良き母親で穏やかな性格のクリスティーナ(左)を演じるのは、映画『アベンジャーズ』シリーズやドラマ『ワンダヴィジョン』『ラブ&デス』のエリザベス・オルセン。結婚もせずふらふらしているように見えるレイチェルへの当たりが厳しい、しっかり者のケイティ(右)役は、映画『ゴーストバスターズ』シリーズやドラマ『ギルデッド・エイジ -ニューヨーク黄金時代-』のキャリー・クーン。二人ともナターシャ・リオンとともに製作総指揮を務めている。

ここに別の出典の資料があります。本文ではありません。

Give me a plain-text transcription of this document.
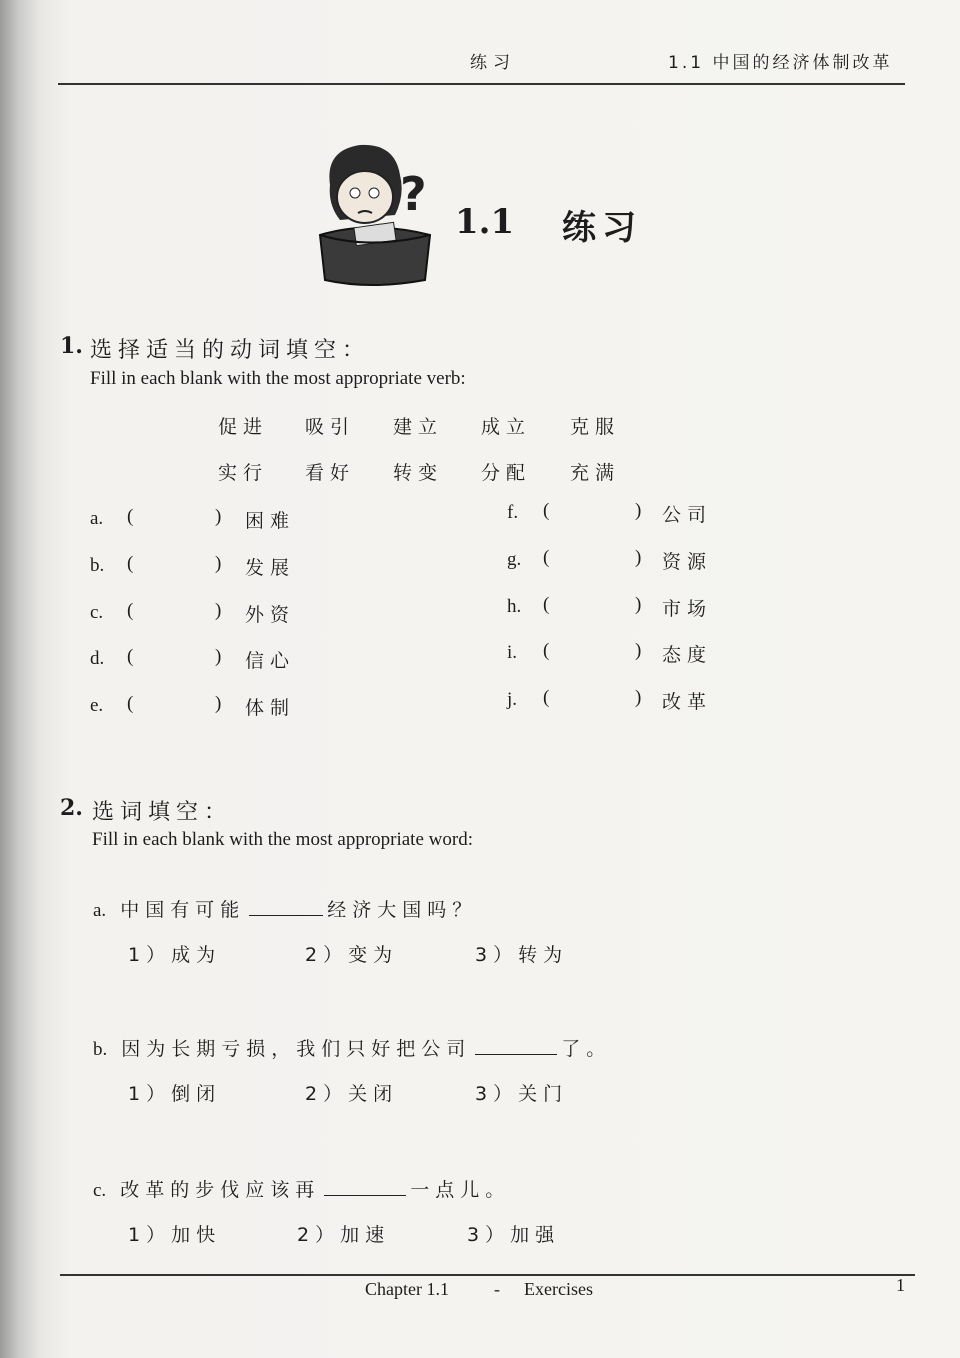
练习	1.1 中国的经济体制改革
?
1.1 练习
1. 选择适当的动词填空：
Fill in each blank with the most appropriate verb:
促进 吸引 建立 成立 克服
实行 看好 转变 分配 充满
a. (	) 困难
b. (	) 发展
c. (	) 外资
d. (	) 信心
e. (	) 体制
f. (	) 公司
g. (	) 资源
h. (	) 市场
i. (	) 态度
j. (	) 改革
2. 选词填空：
Fill in each blank with the most appropriate word:
a. 中国有可能	经济大国吗？
1）成为	2）变为	3）转为
b. 因为长期亏损，我们只好把公司	了。
1）倒闭	2）关闭	3）关门
c. 改革的步伐应该再	一点儿。
1）加快	2）加速	3）加强
Chapter 1.1	- Exercises	1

■未婚で子どもがいないフリーターという生き方は、人生の敗者なのか? 自分たちもそれぞれの家庭を持つ中で、滅多に会う機会のなくなった、あるいは会ったことのない遠い親戚が集まる冠婚葬祭の席で面倒な体験をした、揉め事が起きたという話は、よく耳にしますし、私自身も経験があります。 三姉妹の場合、実はレイチェルだけが血のつながりがない姉妹であることが会話の中でわかります。ケイティのレイチェルに対する冷たい態度とは裏腹にケイティとクリスティーナとの距離の近さに、昔からレイチェルが浮いた存在であることが伝わります。 何よりもレイチェル自身がアウトサイダーであることを自覚し、遠慮がちに振る舞い、居心地の悪い思いをしていることがわかって複雑な思いも。父親と長年暮らし、ずっとそばに寄り添って生きてきたのはレイチェルなのですから。 このシチュエーションで繰り広げられる会話劇には、プロデューサーも務める実力派キャストのキャリー・クーン、ナターシャ・リオン、エリザベス・オルセンらの名演も相まって、誰もが思わず「わかる!」と膝を打ちたくなる瞬間が散りばめられています。 自分たちは家庭を持って独立したとはいえ、レイチェルにすべてを任せっきりだったのに、自分こそが一家の長であるといった態度のケイティ。しかし、携帯電話での通話の内容から、ケイティの人生も見かけほど完璧ではないようです。 クリスティーナも然り。彼女はマメに家族に電話を入れ、毎日のように娘の様子を聞き、毎回娘にありったけの愛の言葉を伝えます。しかし、あたたかく理想的な家庭を築き、主婦であり母親としての人生に満ち足りた様子の彼女も、人知れず深い苦悩を抱えています。 レイチェルには良き理解者であるボーイフレンドがいますが、コンプレックスがあることは間違いありません。しかし、姉と妹のことをやんわりと受け止めるレイチェルは、終始戸惑ったような、哀しいような、それでいてどこか達観しているようでもあります。その姿は繊細で傷つきやすく、3人の誰よりも孤独で、愛情や絆というものを切望しているようにも見えて、その愛情深さとやさしさに心を寄せずにはいられないのでした。 さて、ここまで読んで、この中の誰がいちばん幸せな人生を歩んでいると思うでしょうか? 未婚か既婚か、子どもの有無、仕事を持つか専業主婦か。あるいは、定職につかずに親に寄り添う生き方は、ケイティがレイチェルに対する言動にもにじむように、またはレイチェルがコンプレックスを抱いているように人生の敗者なのでしょうか?